I’m exhausted just writing this process down. I wish there were an easier way. The other day, I heard Philip Roth being interviewed on NPR. The interviewer asked him if, when he was writing his first book, he had any idea what he was doing. Roth said that even now when he starts a book, he has no idea what he’s doing. As I start my seventeenth novel, I understand exactly what he means. Every book is a new adventure and a new challenge.
Diane

7 Comments

  1. Margo on July 31, 2006 at 10:34 am

    Diane…the process you go thru to write a novel is absolutely fascinating to me…I remember e-mailing you after reading HER MOTHER’S SHADOW and wondering if you had planned the ending in advance (I won’t give it away to new readers)…I finished reading the 3rd book in the KEEPER trilogy at 2:30 in the morning and was left breathless!!…I believe you said that the ending came as a surprise to you too as you were writing it and I remember thinking, ‘what an adventure, to be able to write like that’!!…how fortunate we are to have such wonderful books to read by such a gifted writer…

  2. Diane on July 31, 2006 at 2:01 pm

    You’re right, Margo. The ending of HER MOTHER’S SHADOW was a big surprise to me. It was one of those magical moments in writing, when the characters suddenly tell you what’s REALLY going on. The author is always the last to know. LOL.

  3. Linda on August 2, 2006 at 2:07 pm

    I’m sure that you have been the guest of writers’ groups who have read your book. Do you prepare for discussing your book by rereading it, or do you always remember it well enough? Also, do you provide them with questions that you want to be asked? Thanks

  4. Diane Chamberlain on August 2, 2006 at 2:54 pm

    hi linda,
    nice to see you here! i know you’re meeting with lots of groups regarding your own new release. hope you’re having fun.
    to answer your question, i skim through a book if i know it’s going to be discussed just to get the characters back in my mind. that’s because i’m usually one or sometimes even two books ahead of the most recent release and my mind has moved on. what really throws me is when people in an audience bring up older books. brain fog kicks in and all the little brain cells scramble around, trying to recall the story. sometimes i just ask the audience to help me out. it always amazes me how my readers remember more than i do about my own stories!

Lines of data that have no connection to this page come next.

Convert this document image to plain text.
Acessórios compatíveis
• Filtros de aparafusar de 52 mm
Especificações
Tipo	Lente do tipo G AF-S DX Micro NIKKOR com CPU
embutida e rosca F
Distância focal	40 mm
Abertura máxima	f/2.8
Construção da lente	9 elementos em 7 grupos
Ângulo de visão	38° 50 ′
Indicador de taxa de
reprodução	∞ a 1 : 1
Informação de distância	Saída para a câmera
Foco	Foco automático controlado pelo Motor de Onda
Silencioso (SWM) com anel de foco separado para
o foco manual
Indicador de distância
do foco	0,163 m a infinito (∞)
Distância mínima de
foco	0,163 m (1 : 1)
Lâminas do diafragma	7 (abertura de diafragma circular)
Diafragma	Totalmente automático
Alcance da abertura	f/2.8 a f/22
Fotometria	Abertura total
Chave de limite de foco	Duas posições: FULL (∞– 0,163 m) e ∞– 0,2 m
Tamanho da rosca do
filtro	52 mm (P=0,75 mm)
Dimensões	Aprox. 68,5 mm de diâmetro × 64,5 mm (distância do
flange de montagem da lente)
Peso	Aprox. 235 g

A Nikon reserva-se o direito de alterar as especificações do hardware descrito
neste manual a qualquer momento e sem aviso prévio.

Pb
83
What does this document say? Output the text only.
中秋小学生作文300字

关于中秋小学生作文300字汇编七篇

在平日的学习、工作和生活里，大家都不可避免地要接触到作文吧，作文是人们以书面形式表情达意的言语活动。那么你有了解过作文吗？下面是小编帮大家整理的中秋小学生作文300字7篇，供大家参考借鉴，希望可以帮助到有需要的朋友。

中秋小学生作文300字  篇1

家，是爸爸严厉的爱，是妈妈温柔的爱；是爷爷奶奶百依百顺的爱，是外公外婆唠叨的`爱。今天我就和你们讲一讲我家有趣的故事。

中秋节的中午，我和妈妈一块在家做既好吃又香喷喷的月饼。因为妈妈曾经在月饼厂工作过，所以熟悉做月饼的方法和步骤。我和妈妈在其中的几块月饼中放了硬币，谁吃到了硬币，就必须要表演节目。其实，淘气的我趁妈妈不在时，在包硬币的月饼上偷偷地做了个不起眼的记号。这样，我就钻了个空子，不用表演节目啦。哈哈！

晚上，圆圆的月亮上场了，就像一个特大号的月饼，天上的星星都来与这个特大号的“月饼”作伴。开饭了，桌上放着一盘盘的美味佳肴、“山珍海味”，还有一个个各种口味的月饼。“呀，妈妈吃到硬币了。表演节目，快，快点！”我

  5. Krysia on August 4, 2006 at 12:02 pm

    That’s how my speeches would look before I got em memorized. I think some of my design projects looked that way too if I remember correctly.
    I usually write in Composition books. I’ve got about 5 or 6 big and small ones lying around with various stories or the continuation of the one I am writing.
    It’s pretty kewl how you do it, hopefully one of your ideas hits and a new book comes soon after.

  6. Diane Chamberlain on August 4, 2006 at 2:17 pm

    what are your speeches on, krysia? do you memorize the whole thing and work without notecards? someday soon i’ll describe how i make speeches, too. i LOVE speaking to an interested audience. so much fun!
    and what kind of design are you doing? it sounds like you have your fingers in lots of different pots!
    as for my ideas hitting–a decision has finally been made (i think!) and i’m off and running. i’ll be posting about it later today.

  7. Krysia on August 4, 2006 at 3:48 pm

    Well all that was for my sophomore year in college. My speeches ranged from Extra terrestrial to sports. Our proffessor liked us to memorize our speeches and usually if I know enough about it I can go without my notecards. It’s about the only thing I could memorize. My designs were also for a class. One I designed a skate shop from the design of the building, to the business plan to the designs for the clothing and products, I also designed abistro/club I’d eventually like to open. I’m planning on going back to school online for a degree in Animation. I usually have 965,000 things going through my head (that’s an estimate) at any given moment. I’ve been known to change subjects 4-8 times in a single breath (drives my friend nuts). That is why I like writing, I can put most of it down on paper, I am currently writing 3 different stories (1 I’d like to animate) and reading 3 different books. It’s tiring but keeps my mind busy and wake. Good luck on the book!